ごろりと、一つ寝返りをうってプロデューサーに聞く。
「プロデューサーってさ、学生時代彼女とかいたことある?」
「……ない」
打って変わっての話題に面食らったのかどうかはわからないけど、プロデューサーは少し不服そうに答える。
「なんで?」
「何でも何も、モテなかったらそうなるでしょ」
「別にプロデューサーはモテないわけないと思うけどね。顔は整ってる方だし、性格も悪くない。杏は嫌いじゃないよ?」
プロデューサーの顔を改めて見る。今は不機嫌そうな顔をしているけども、悪くない方だとは思う。そりゃ、芸能界を歩きまわるアイドルの杏たちにとっては足りないところもあるかもしれないけど、杏にとってはそれを求めるのも面倒だし、嫌いじゃない。
「でも、クールのお姉様方見てればわかるでしょ?」
と、思っていたけども、プロデューサーの悲壮な一言で現実がわかってしまう。彼は何をしたってマスコットなんだ。ただ小さいという特徴だけを見られる。
だから、彼のことを等身大で見れるのが、幸子や――いや、よそう。
「あー、うん。そっか、ごめんごめん」
「謝らないでよ……」
「まぁまぁ、それでね、単にプロデューサーは経験が足りてないだけだと思うね」
プロデューサーの意気地なしも、優柔不断も、それを隠そうとする虚勢も、どれも経験不足。ロックにおける李衣菜みたいなものだね、なつきちにも呆れられるよ。
「杏が言えるのそれ」
「……うるさいなぁ!」
セクハラで訴えてやろうか。本当にもう、うるさいなぁ。
「まぁそんなんだから気持ちの整理がつかないだけでしょ。もう杏は飴でも食べて寝るよ」
だから、最後にそう伝えて、飴の山に這っていった。
しばらくの時間、飴を舐めていた。いちご、ぶどう、メロン、オレンジ、りんご。レーベルは違えども、きらりはやっぱり私のツボを抑えている。
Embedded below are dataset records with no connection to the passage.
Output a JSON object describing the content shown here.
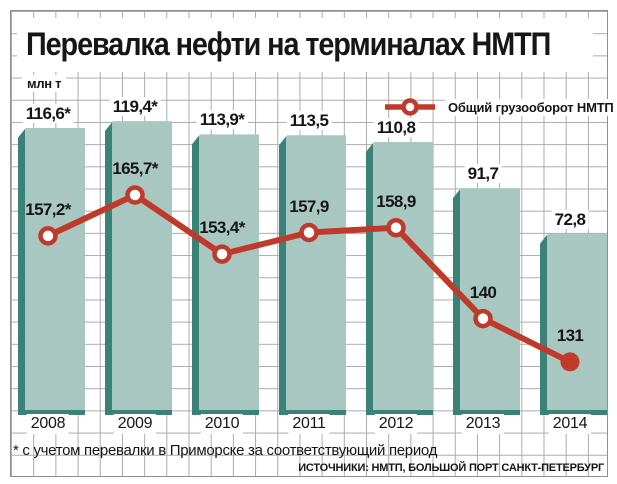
{
  "title": "Перевалка нефти на терминалах НМТП",
  "units_label": "млн т",
  "legend": {
    "label": "Общий грузооборот НМТП"
  },
  "footnote": "* с учетом перевалки в Приморске за соответствующий период",
  "source": "ИСТОЧНИКИ: НМТП, БОЛЬШОЙ ПОРТ САНКТ-ПЕТЕРБУРГ",
  "colors": {
    "bar": "#a9c7c1",
    "bar_edge": "#3a8278",
    "line": "#c03a2c",
    "grid": "#ababab"
  },
  "chart_data": {
    "type": "bar",
    "title": "Перевалка нефти на терминалах НМТП",
    "ylabel": "млн т",
    "legend_position": "top-right",
    "grid": true,
    "categories": [
      "2008",
      "2009",
      "2010",
      "2011",
      "2012",
      "2013",
      "2014"
    ],
    "series": [
      {
        "name": "Перевалка нефти на терминалах НМТП",
        "type": "bar",
        "values": [
          116.6,
          119.4,
          113.9,
          113.5,
          110.8,
          91.7,
          72.8
        ],
        "labels": [
          "116,6*",
          "119,4*",
          "113,9*",
          "113,5",
          "110,8",
          "91,7",
          "72,8"
        ]
      },
      {
        "name": "Общий грузооборот НМТП",
        "type": "line",
        "values": [
          157.2,
          165.7,
          153.4,
          157.9,
          158.9,
          140,
          131
        ],
        "labels": [
          "157,2*",
          "165,7*",
          "153,4*",
          "157,9",
          "158,9",
          "140",
          "131"
        ]
      }
    ]
  }
}
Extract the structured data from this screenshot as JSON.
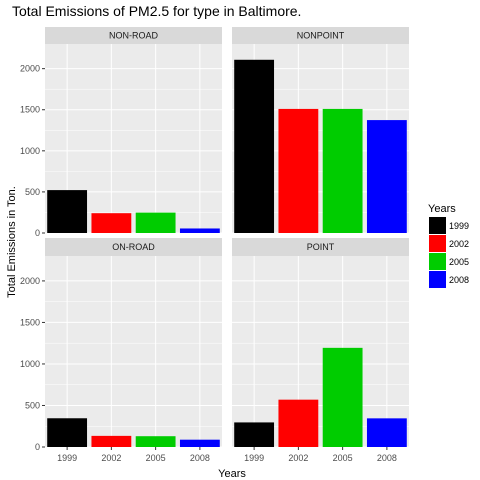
{
  "chart_data": {
    "type": "bar",
    "title": "Total Emissions of PM2.5 for type in Baltimore.",
    "xlabel": "Years",
    "ylabel": "Total Emissions in Ton.",
    "categories": [
      "1999",
      "2002",
      "2005",
      "2008"
    ],
    "ylim": [
      0,
      2300
    ],
    "yticks": [
      0,
      500,
      1000,
      1500,
      2000
    ],
    "grid": true,
    "legend": {
      "title": "Years",
      "placement": "right",
      "entries": [
        "1999",
        "2002",
        "2005",
        "2008"
      ]
    },
    "colors": [
      "#000000",
      "#ff0000",
      "#00cc00",
      "#0000ff"
    ],
    "panels": [
      {
        "name": "NON-ROAD",
        "values": [
          522,
          241,
          248,
          55
        ]
      },
      {
        "name": "NONPOINT",
        "values": [
          2108,
          1510,
          1510,
          1374
        ]
      },
      {
        "name": "ON-ROAD",
        "values": [
          346,
          134,
          130,
          88
        ]
      },
      {
        "name": "POINT",
        "values": [
          296,
          570,
          1194,
          345
        ]
      }
    ]
  }
}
見たこともない飴でも、美味しいかった。
そうしている内に、プロデューサーが一言、溜息と一緒に呟いた。
「……どうしようかなぁ」
「めんどくさいなぁ。杏はめんどくさいことが嫌いなのに」
本音だった。誰に頼まれたわけでもなく、なんでこんなことをプロデューサーに話しているんだろうか。
だけども、ついつい反応してしまう自分がいる。口の中にあった飴をかみ砕き、喉に通す。
「ごめん」
「いいよ、杏のプロデューサーはプロデューサーだけだし、慣れちゃった」
謝るプロデューサーに向けて、飴を一つ放り投げる。等身大の自分を見れていないのは、プロデューサーも、杏もなのかもしれない。
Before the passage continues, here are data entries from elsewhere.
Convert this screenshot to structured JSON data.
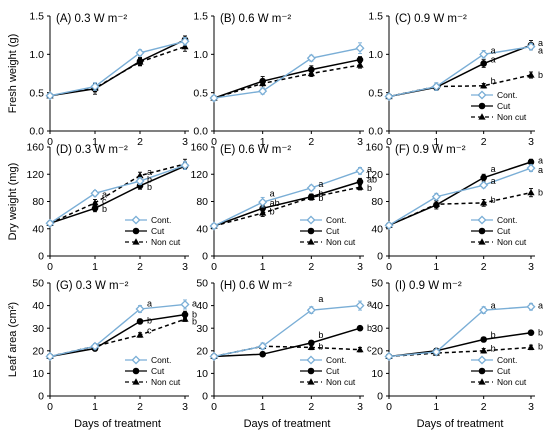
{
  "chart_data": {
    "type": "line",
    "colors": {
      "Cont.": "#7aaed6",
      "Cut": "#000000",
      "Non cut": "#000000"
    },
    "shared_x": {
      "x": [
        0,
        1,
        2,
        3
      ],
      "tick_labels": [
        "0",
        "1",
        "2",
        "3"
      ],
      "label": "Days of treatment",
      "xlim": [
        0,
        3
      ]
    },
    "legend": {
      "entries": [
        "Cont.",
        "Cut",
        "Non cut"
      ],
      "position": "bottom-right"
    },
    "rows": [
      {
        "ylabel": "Fresh weight (g)",
        "ylim": [
          0,
          1.5
        ],
        "yticks": [
          "0.0",
          "0.5",
          "1.0",
          "1.5"
        ],
        "ytick_values": [
          0,
          0.5,
          1.0,
          1.5
        ]
      },
      {
        "ylabel": "Dry weight (mg)",
        "ylim": [
          0,
          160
        ],
        "yticks": [
          "0",
          "40",
          "80",
          "120",
          "160"
        ],
        "ytick_values": [
          0,
          40,
          80,
          120,
          160
        ]
      },
      {
        "ylabel": "Leaf area (cm²)",
        "ylim": [
          0,
          50
        ],
        "yticks": [
          "0",
          "10",
          "20",
          "30",
          "40",
          "50"
        ],
        "ytick_values": [
          0,
          10,
          20,
          30,
          40,
          50
        ]
      }
    ],
    "panels": [
      {
        "id": "A",
        "title": "(A) 0.3 W m⁻²",
        "row": 0,
        "col": 0,
        "legend": false,
        "series": [
          {
            "name": "Cont.",
            "values": [
              0.46,
              0.58,
              1.02,
              1.17
            ],
            "err": [
              0.02,
              0.05,
              0.04,
              0.05
            ]
          },
          {
            "name": "Cut",
            "values": [
              0.46,
              0.55,
              0.91,
              1.19
            ],
            "err": [
              0.02,
              0.07,
              0.05,
              0.05
            ]
          },
          {
            "name": "Non cut",
            "values": [
              0.46,
              0.56,
              0.9,
              1.1
            ],
            "err": [
              0.02,
              0.05,
              0.05,
              0.06
            ]
          }
        ],
        "sig": []
      },
      {
        "id": "B",
        "title": "(B) 0.6 W m⁻²",
        "row": 0,
        "col": 1,
        "legend": false,
        "series": [
          {
            "name": "Cont.",
            "values": [
              0.43,
              0.52,
              0.95,
              1.08
            ],
            "err": [
              0.02,
              0.04,
              0.04,
              0.07
            ]
          },
          {
            "name": "Cut",
            "values": [
              0.43,
              0.65,
              0.8,
              0.93
            ],
            "err": [
              0.02,
              0.06,
              0.05,
              0.04
            ]
          },
          {
            "name": "Non cut",
            "values": [
              0.43,
              0.62,
              0.75,
              0.86
            ],
            "err": [
              0.02,
              0.06,
              0.04,
              0.04
            ]
          }
        ],
        "sig": []
      },
      {
        "id": "C",
        "title": "(C) 0.9 W m⁻²",
        "row": 0,
        "col": 2,
        "legend": true,
        "series": [
          {
            "name": "Cont.",
            "values": [
              0.45,
              0.58,
              1.0,
              1.1
            ],
            "err": [
              0.02,
              0.05,
              0.05,
              0.04
            ]
          },
          {
            "name": "Cut",
            "values": [
              0.45,
              0.57,
              0.88,
              1.12
            ],
            "err": [
              0.02,
              0.04,
              0.05,
              0.06
            ]
          },
          {
            "name": "Non cut",
            "values": [
              0.45,
              0.58,
              0.59,
              0.73
            ],
            "err": [
              0.02,
              0.03,
              0.03,
              0.04
            ]
          }
        ],
        "sig": [
          {
            "label": "a",
            "x": 2,
            "y": 1.05
          },
          {
            "label": "a",
            "x": 2,
            "y": 0.93
          },
          {
            "label": "b",
            "x": 2,
            "y": 0.65
          },
          {
            "label": "a",
            "x": 3,
            "y": 1.15
          },
          {
            "label": "a",
            "x": 3,
            "y": 1.05
          },
          {
            "label": "b",
            "x": 3,
            "y": 0.73
          }
        ]
      },
      {
        "id": "D",
        "title": "(D) 0.3 W m⁻²",
        "row": 1,
        "col": 0,
        "legend": true,
        "series": [
          {
            "name": "Cont.",
            "values": [
              48,
              92,
              110,
              133
            ],
            "err": [
              2,
              4,
              5,
              6
            ]
          },
          {
            "name": "Cut",
            "values": [
              48,
              70,
              103,
              132
            ],
            "err": [
              2,
              5,
              5,
              5
            ]
          },
          {
            "name": "Non cut",
            "values": [
              48,
              78,
              118,
              135
            ],
            "err": [
              2,
              5,
              5,
              7
            ]
          }
        ],
        "sig": [
          {
            "label": "a",
            "x": 1,
            "y": 90
          },
          {
            "label": "c",
            "x": 1,
            "y": 81
          },
          {
            "label": "b",
            "x": 1,
            "y": 69
          },
          {
            "label": "a",
            "x": 2,
            "y": 123
          },
          {
            "label": "b",
            "x": 2,
            "y": 112
          },
          {
            "label": "b",
            "x": 2,
            "y": 101
          }
        ]
      },
      {
        "id": "E",
        "title": "(E) 0.6 W m⁻²",
        "row": 1,
        "col": 1,
        "legend": true,
        "series": [
          {
            "name": "Cont.",
            "values": [
              44,
              79,
              100,
              125
            ],
            "err": [
              2,
              7,
              4,
              5
            ]
          },
          {
            "name": "Cut",
            "values": [
              44,
              70,
              87,
              109
            ],
            "err": [
              2,
              5,
              4,
              5
            ]
          },
          {
            "name": "Non cut",
            "values": [
              44,
              63,
              86,
              101
            ],
            "err": [
              2,
              5,
              4,
              4
            ]
          }
        ],
        "sig": [
          {
            "label": "a",
            "x": 1,
            "y": 92
          },
          {
            "label": "ab",
            "x": 1,
            "y": 78
          },
          {
            "label": "b",
            "x": 1,
            "y": 65
          },
          {
            "label": "a",
            "x": 2,
            "y": 106
          },
          {
            "label": "b",
            "x": 2,
            "y": 92
          },
          {
            "label": "b",
            "x": 2,
            "y": 85
          },
          {
            "label": "a",
            "x": 3,
            "y": 128
          },
          {
            "label": "ab",
            "x": 3,
            "y": 112
          },
          {
            "label": "b",
            "x": 3,
            "y": 100
          }
        ]
      },
      {
        "id": "F",
        "title": "(F) 0.9 W m⁻²",
        "row": 1,
        "col": 2,
        "legend": true,
        "series": [
          {
            "name": "Cont.",
            "values": [
              45,
              87,
              104,
              129
            ],
            "err": [
              2,
              5,
              4,
              5
            ]
          },
          {
            "name": "Cut",
            "values": [
              45,
              75,
              115,
              138
            ],
            "err": [
              2,
              6,
              5,
              4
            ]
          },
          {
            "name": "Non cut",
            "values": [
              45,
              76,
              78,
              93
            ],
            "err": [
              2,
              5,
              5,
              6
            ]
          }
        ],
        "sig": [
          {
            "label": "a",
            "x": 2,
            "y": 128
          },
          {
            "label": "a",
            "x": 2,
            "y": 110
          },
          {
            "label": "b",
            "x": 2,
            "y": 82
          },
          {
            "label": "a",
            "x": 3,
            "y": 140
          },
          {
            "label": "a",
            "x": 3,
            "y": 126
          },
          {
            "label": "b",
            "x": 3,
            "y": 93
          }
        ]
      },
      {
        "id": "G",
        "title": "(G) 0.3 W m⁻²",
        "row": 2,
        "col": 0,
        "legend": true,
        "series": [
          {
            "name": "Cont.",
            "values": [
              17.5,
              22,
              38.5,
              40.5
            ],
            "err": [
              0.5,
              1.2,
              1.5,
              2
            ]
          },
          {
            "name": "Cut",
            "values": [
              17.5,
              21,
              33,
              36
            ],
            "err": [
              0.5,
              1,
              1,
              1.5
            ]
          },
          {
            "name": "Non cut",
            "values": [
              17.5,
              22,
              27,
              34
            ],
            "err": [
              0.5,
              1,
              1,
              1
            ]
          }
        ],
        "sig": [
          {
            "label": "a",
            "x": 2,
            "y": 41
          },
          {
            "label": "b",
            "x": 2,
            "y": 33.5
          },
          {
            "label": "c",
            "x": 2,
            "y": 29
          },
          {
            "label": "a",
            "x": 3,
            "y": 41
          },
          {
            "label": "b",
            "x": 3,
            "y": 36
          },
          {
            "label": "b",
            "x": 3,
            "y": 33
          }
        ]
      },
      {
        "id": "H",
        "title": "(H) 0.6 W m⁻²",
        "row": 2,
        "col": 1,
        "legend": true,
        "series": [
          {
            "name": "Cont.",
            "values": [
              17.5,
              22,
              38,
              40
            ],
            "err": [
              0.5,
              1.5,
              1.5,
              2
            ]
          },
          {
            "name": "Cut",
            "values": [
              17.5,
              18.5,
              23.5,
              30
            ],
            "err": [
              0.5,
              1,
              1,
              1
            ]
          },
          {
            "name": "Non cut",
            "values": [
              17.5,
              22,
              21.5,
              20.5
            ],
            "err": [
              0.5,
              1,
              1,
              1
            ]
          }
        ],
        "sig": [
          {
            "label": "a",
            "x": 2,
            "y": 43
          },
          {
            "label": "b",
            "x": 2,
            "y": 27
          },
          {
            "label": "b",
            "x": 2,
            "y": 22
          },
          {
            "label": "a",
            "x": 3,
            "y": 41
          },
          {
            "label": "b",
            "x": 3,
            "y": 30
          },
          {
            "label": "c",
            "x": 3,
            "y": 21
          }
        ]
      },
      {
        "id": "I",
        "title": "(I) 0.9 W m⁻²",
        "row": 2,
        "col": 2,
        "legend": true,
        "series": [
          {
            "name": "Cont.",
            "values": [
              17.5,
              19.5,
              38,
              39.5
            ],
            "err": [
              0.5,
              1,
              1.5,
              1.5
            ]
          },
          {
            "name": "Cut",
            "values": [
              17.5,
              20,
              25,
              28
            ],
            "err": [
              0.5,
              1,
              1,
              1
            ]
          },
          {
            "name": "Non cut",
            "values": [
              17.5,
              19,
              20,
              21.5
            ],
            "err": [
              0.5,
              1,
              1,
              1
            ]
          }
        ],
        "sig": [
          {
            "label": "a",
            "x": 2,
            "y": 40
          },
          {
            "label": "b",
            "x": 2,
            "y": 27
          },
          {
            "label": "b",
            "x": 2,
            "y": 21
          },
          {
            "label": "a",
            "x": 3,
            "y": 40
          },
          {
            "label": "b",
            "x": 3,
            "y": 28
          },
          {
            "label": "b",
            "x": 3,
            "y": 22
          }
        ]
      }
    ]
  }
}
そうして飴を舐めながら、またも暫くの間あれこれと一人で考えるプロデューサーに、一つ進言をする。輿水幸子がそうしたように、私も――杏も。
「杏はね、悩むくらいなら妥協しちゃったりするよ」
「妥協?」
「うん」
プロデューサーにとっての輿水幸子は12cm。双葉杏は15cm。その間3cmはどうやって埋めていけばいいのだろうか。
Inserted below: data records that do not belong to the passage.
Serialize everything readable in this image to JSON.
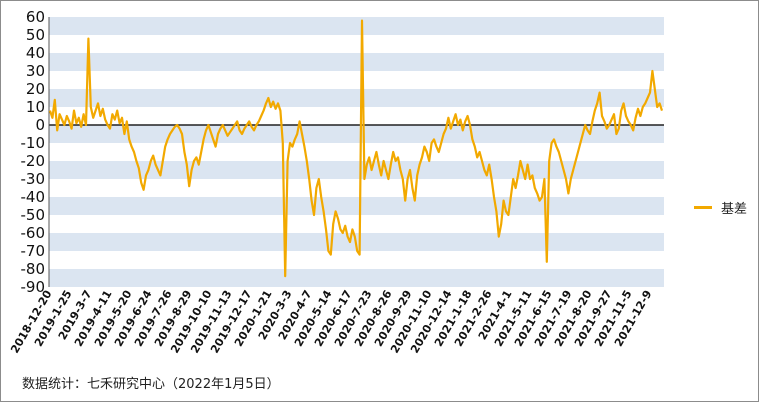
{
  "chart_data": {
    "type": "line",
    "title": "",
    "xlabel": "",
    "ylabel": "",
    "ylim": [
      -90,
      60
    ],
    "yticks": [
      60,
      50,
      40,
      30,
      20,
      10,
      0,
      -10,
      -20,
      -30,
      -40,
      -50,
      -60,
      -70,
      -80,
      -90
    ],
    "x_tick_labels": [
      "2018-12-20",
      "2019-1-25",
      "2019-3-7",
      "2019-4-11",
      "2019-5-20",
      "2019-6-24",
      "2019-7-26",
      "2019-8-29",
      "2019-10-10",
      "2019-11-13",
      "2019-12-17",
      "2020-1-21",
      "2020-3-3",
      "2020-4-7",
      "2020-5-14",
      "2020-6-17",
      "2020-7-23",
      "2020-8-26",
      "2020-9-29",
      "2020-11-10",
      "2020-12-14",
      "2021-1-18",
      "2021-2-26",
      "2021-4-1",
      "2021-5-11",
      "2021-6-15",
      "2021-7-19",
      "2021-8-20",
      "2021-9-27",
      "2021-11-5",
      "2021-12-9"
    ],
    "grid": "horizontal bands",
    "legend_position": "right",
    "series": [
      {
        "name": "基差",
        "color": "#f2a900",
        "values": [
          8,
          4,
          14,
          -3,
          6,
          3,
          0,
          5,
          2,
          -2,
          8,
          1,
          4,
          -1,
          6,
          0,
          48,
          10,
          4,
          8,
          12,
          5,
          9,
          3,
          0,
          -2,
          6,
          3,
          8,
          1,
          4,
          -5,
          2,
          -8,
          -12,
          -15,
          -20,
          -24,
          -32,
          -36,
          -28,
          -25,
          -20,
          -17,
          -22,
          -25,
          -28,
          -20,
          -12,
          -8,
          -5,
          -3,
          -1,
          0,
          -2,
          -5,
          -15,
          -22,
          -34,
          -25,
          -20,
          -18,
          -22,
          -15,
          -8,
          -3,
          0,
          -4,
          -8,
          -12,
          -5,
          -2,
          0,
          -3,
          -6,
          -4,
          -2,
          0,
          2,
          -3,
          -5,
          -2,
          0,
          2,
          -1,
          -3,
          0,
          2,
          5,
          8,
          12,
          15,
          10,
          13,
          9,
          12,
          8,
          -10,
          -84,
          -20,
          -10,
          -12,
          -8,
          -5,
          2,
          -5,
          -12,
          -20,
          -30,
          -42,
          -50,
          -35,
          -30,
          -40,
          -48,
          -58,
          -70,
          -72,
          -55,
          -48,
          -52,
          -58,
          -60,
          -56,
          -62,
          -65,
          -58,
          -62,
          -70,
          -72,
          58,
          -30,
          -22,
          -18,
          -25,
          -20,
          -15,
          -22,
          -28,
          -20,
          -25,
          -30,
          -22,
          -15,
          -20,
          -18,
          -25,
          -30,
          -42,
          -30,
          -25,
          -35,
          -42,
          -28,
          -22,
          -18,
          -12,
          -15,
          -20,
          -10,
          -8,
          -12,
          -15,
          -10,
          -5,
          -2,
          4,
          -2,
          2,
          6,
          0,
          3,
          -3,
          2,
          5,
          0,
          -8,
          -12,
          -18,
          -15,
          -20,
          -25,
          -28,
          -22,
          -30,
          -40,
          -48,
          -62,
          -55,
          -42,
          -48,
          -50,
          -40,
          -30,
          -35,
          -28,
          -20,
          -25,
          -30,
          -22,
          -30,
          -28,
          -35,
          -38,
          -42,
          -40,
          -30,
          -76,
          -20,
          -10,
          -8,
          -12,
          -15,
          -20,
          -25,
          -30,
          -38,
          -30,
          -25,
          -20,
          -15,
          -10,
          -5,
          0,
          -3,
          -5,
          2,
          8,
          12,
          18,
          5,
          2,
          -2,
          0,
          3,
          6,
          -5,
          -2,
          8,
          12,
          5,
          2,
          0,
          -3,
          4,
          9,
          5,
          10,
          12,
          15,
          18,
          30,
          20,
          10,
          12,
          8
        ]
      }
    ]
  },
  "legend": {
    "label": "基差",
    "color": "#f2a900"
  },
  "source_note": "数据统计：七禾研究中心（2022年1月5日）"
}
だらだらと、ぐうぐうと過ごしてきた双葉杏を、どれだけプロデューサーが気にかけてきたのか。杏は幸子のように動いてやっていない。だけど私は、彼をずっと見ていたということに偽りはない。
「だからね、プロデューサー」
互いに寝返りを何度も打っていたからか、プロデューサーが近い。手を伸ばせば届く距離に、彼がいる。ただ、腕を伸ばすのも面倒。
「プロデューサーは杏と15cm程度しかないけど」
この少しの距離、プロデューサーは腕を伸ばしてくれるだろうか。
「杏にとっては、その15cmは杏だけのものなんだよ」
この、彼と培ってきた15cmの付き合い、私だけの15cm、彼にはどう見えているのだろうか。
「だって15cmは――」
ひんやりとした手に、暖かいものを感じる。柄にもなく、紅くなってるかもしれない。だってほら、プロデューサーの顔も――。
「――理想の恋人の、身長差だからね」
きらりんルームから出た時、きらりは一つウインクをして、どうだったと一言聞いてきた。どうも素直になれない杏の口は一言「良い飴のチョイスだったよ」と伝えて女子寮に戻った。
杏はぐうたらだからね、想いをぶつけるのも面倒なんだよ。働き過ぎのプロデューサーに、休みたがりの杏。みんなにとって小さい彼は、杏にとって調度いいくらい。
15cmの距離は、埋めるつもりもないかな。
終わりです。コミケ前にはどうしても書きたかったのです。
それと前スレのタイトルだけで邪なこと想像する人多すぎてワロタ。